The Sixth Circuit, affirming the district court’s grant of summary judgment to the defendant, found that the city manager maintained the Facebook page in his personal capacity. Under what it called its “state-official” test, which was a version of the Supreme Court’s nexus test, the Facebook page did not derive from defendant’s duties as city manager—it did not belong to the office of city manager. Further, the Facebook page did not depend on his state authority. The Sixth Circuit observed that its approach was different from that of some other circuits which focused on a page’s appearance or purpose: “[W]e focus on the actor’s official duties and use of government resources or state employees.”

Garnier v. O’Connor-Ratcliff: The Ninth Circuit Decision (State Action)

Compare Garnier v. O’Connor-Ratcliff, 41 F.4th 1158, 1163 (9th Cir. 2022), cert granted, 142 S. Ct. — (2023), where members of a school district’s board of trustees, who used social media to communicate with constituents and parents about public issues and board matters, blocked the plaintiff parents entirely from defendants’ social media pages because of the plaintiffs’ repeated criticisms of the trustees and the board. The Ninth Circuit ruled that the defendants acted under color of law.

Affirming the district court’s judgment for the plaintiffs, the Ninth Circuit declared: “[A] state official violates the First Amendment by creating a publicly accessible social media page related to his or her official duties and then blocking certain members of the public from that page because of the nature of their comments.” The Ninth Circuit reasoned that there was a clear nexus between the trustees’ use of social media and their official positions. And it commented that it was following the analysis of the Second, Fourth and Eighth Circuits in emphasizing the use of the defendants’ use of social media as “an organ official business.”

Comments

The ultimate question in all state action cases is whether the challenged nominally private conduct of a person or entity should be attributed to the state or local government. Another way of putting this is to ask whether the state or local government is responsible for the challenged conduct.

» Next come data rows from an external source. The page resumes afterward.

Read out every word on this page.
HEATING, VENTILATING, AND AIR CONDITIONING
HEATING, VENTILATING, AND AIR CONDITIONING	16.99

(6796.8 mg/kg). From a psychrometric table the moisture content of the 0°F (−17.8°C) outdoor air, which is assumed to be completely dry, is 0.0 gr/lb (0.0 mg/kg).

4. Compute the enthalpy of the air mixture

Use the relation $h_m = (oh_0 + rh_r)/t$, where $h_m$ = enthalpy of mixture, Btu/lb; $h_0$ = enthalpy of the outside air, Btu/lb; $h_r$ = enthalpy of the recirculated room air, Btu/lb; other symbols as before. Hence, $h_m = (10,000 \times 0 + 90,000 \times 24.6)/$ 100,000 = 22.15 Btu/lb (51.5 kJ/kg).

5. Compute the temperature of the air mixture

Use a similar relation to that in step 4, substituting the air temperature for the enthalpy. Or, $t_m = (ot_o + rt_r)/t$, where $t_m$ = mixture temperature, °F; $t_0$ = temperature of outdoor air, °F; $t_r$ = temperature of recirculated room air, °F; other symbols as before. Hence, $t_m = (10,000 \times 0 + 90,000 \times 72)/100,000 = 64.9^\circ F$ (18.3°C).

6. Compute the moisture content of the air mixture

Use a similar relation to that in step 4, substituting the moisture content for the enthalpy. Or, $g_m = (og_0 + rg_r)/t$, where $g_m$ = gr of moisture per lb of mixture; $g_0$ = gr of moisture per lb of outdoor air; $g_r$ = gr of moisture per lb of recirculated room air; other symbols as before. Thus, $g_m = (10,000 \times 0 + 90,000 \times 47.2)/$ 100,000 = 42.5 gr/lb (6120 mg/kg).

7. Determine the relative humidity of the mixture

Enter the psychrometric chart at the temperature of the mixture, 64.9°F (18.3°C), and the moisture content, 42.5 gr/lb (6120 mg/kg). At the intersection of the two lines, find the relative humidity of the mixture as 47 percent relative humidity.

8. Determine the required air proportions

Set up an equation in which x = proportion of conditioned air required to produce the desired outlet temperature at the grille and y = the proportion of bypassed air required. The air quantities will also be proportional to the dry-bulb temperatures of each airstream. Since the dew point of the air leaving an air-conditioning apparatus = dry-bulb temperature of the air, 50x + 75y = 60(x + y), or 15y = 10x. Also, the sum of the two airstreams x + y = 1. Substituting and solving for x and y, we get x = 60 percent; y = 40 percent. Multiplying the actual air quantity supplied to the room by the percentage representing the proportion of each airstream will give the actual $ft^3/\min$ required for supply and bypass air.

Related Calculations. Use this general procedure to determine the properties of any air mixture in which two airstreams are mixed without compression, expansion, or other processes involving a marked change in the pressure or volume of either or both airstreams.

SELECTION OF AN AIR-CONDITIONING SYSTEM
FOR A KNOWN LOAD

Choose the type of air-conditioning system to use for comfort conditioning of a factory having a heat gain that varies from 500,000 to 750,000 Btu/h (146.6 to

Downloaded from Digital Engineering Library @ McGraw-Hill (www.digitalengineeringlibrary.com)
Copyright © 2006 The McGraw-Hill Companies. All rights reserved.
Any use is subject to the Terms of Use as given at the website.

Note that there is no one state action test. In fact, there are more than a few–nexus, symbiotic relationship, public function, joint activity and entwinement–any one of which can support a finding of state action. See generally §§2:4-2:17 of my Treatise for a comprehensive discussion of state action.

In addition, the Court has repeatedly made clear that the state action inquiry must be made on a case-by-case basis. It is therefore unlikely that what the Court does in these cases will give us an generally applicable state action rule for social media.

On the other hand, consider that these particular state action cases implicate important First Amendment considerations which will surely be uppermost in the minds of the Justices and therefore likely affect the state action outcomes.